Barium is a silvery metal with a relatively large ion concentration. It is insoluble in water and is slightly soluble in concentrated sulfuric acid. When heated in a Bunsen burner, barium salts produce a yellow green flame.
Barium has many uses, including as an additive to cast iron and as an unwanted gas remover for vacuum tubes. It also acts as a component of a number of anticorrosive compounds. In particular, it is an efficient oxidizing agent, converting both aromatic and aliphatic thiols to disulfides.
Barium chromate is a well known oxidizing agent. This substance, which contains barium and chromium ions, is a useful ingredient in delay fuses and metal primers. If you have the means, you may want to take your barium chromate to a hazardous waste company.
Besides being an oxidizing agent, barium chromate is also a good carrier for chromium ions. The aforementioned ingredient is most commonly used in the aerospace industry as an anticorrosive compound.
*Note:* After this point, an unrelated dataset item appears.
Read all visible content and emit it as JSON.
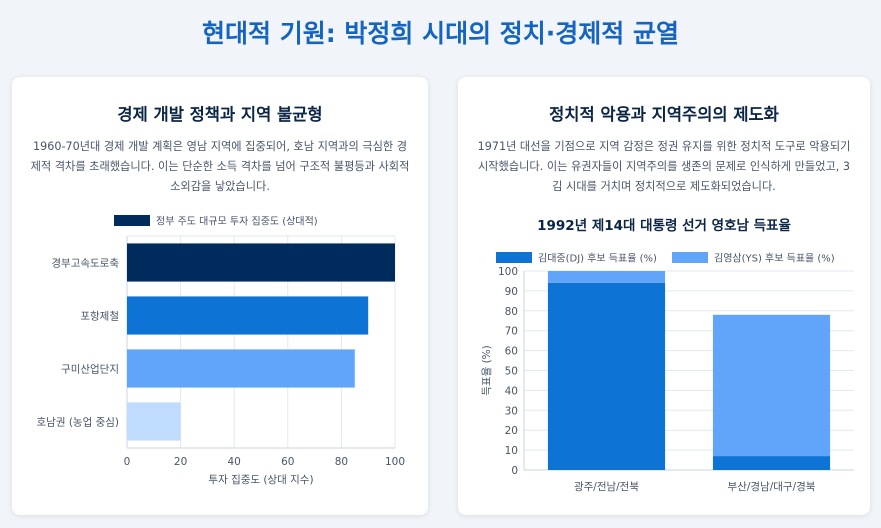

Also, it is a major component in a number of other substances, including metal primers and delay fuses.
On the downside, this substance is a nasty one, as it can cause cancer and other genetic defects in humans and animals. The EU-OEL (European Union OEL) is calculated at 0.005 mg/m3 as TWA. It is also a known carcinogen, as it has been linked to kidney and lung cancer. Additionally, the chemical can cause respiratory irritation. While it isn’t dangerous for recreational use, prolonged or repeated exposure can have long-term effects on the body.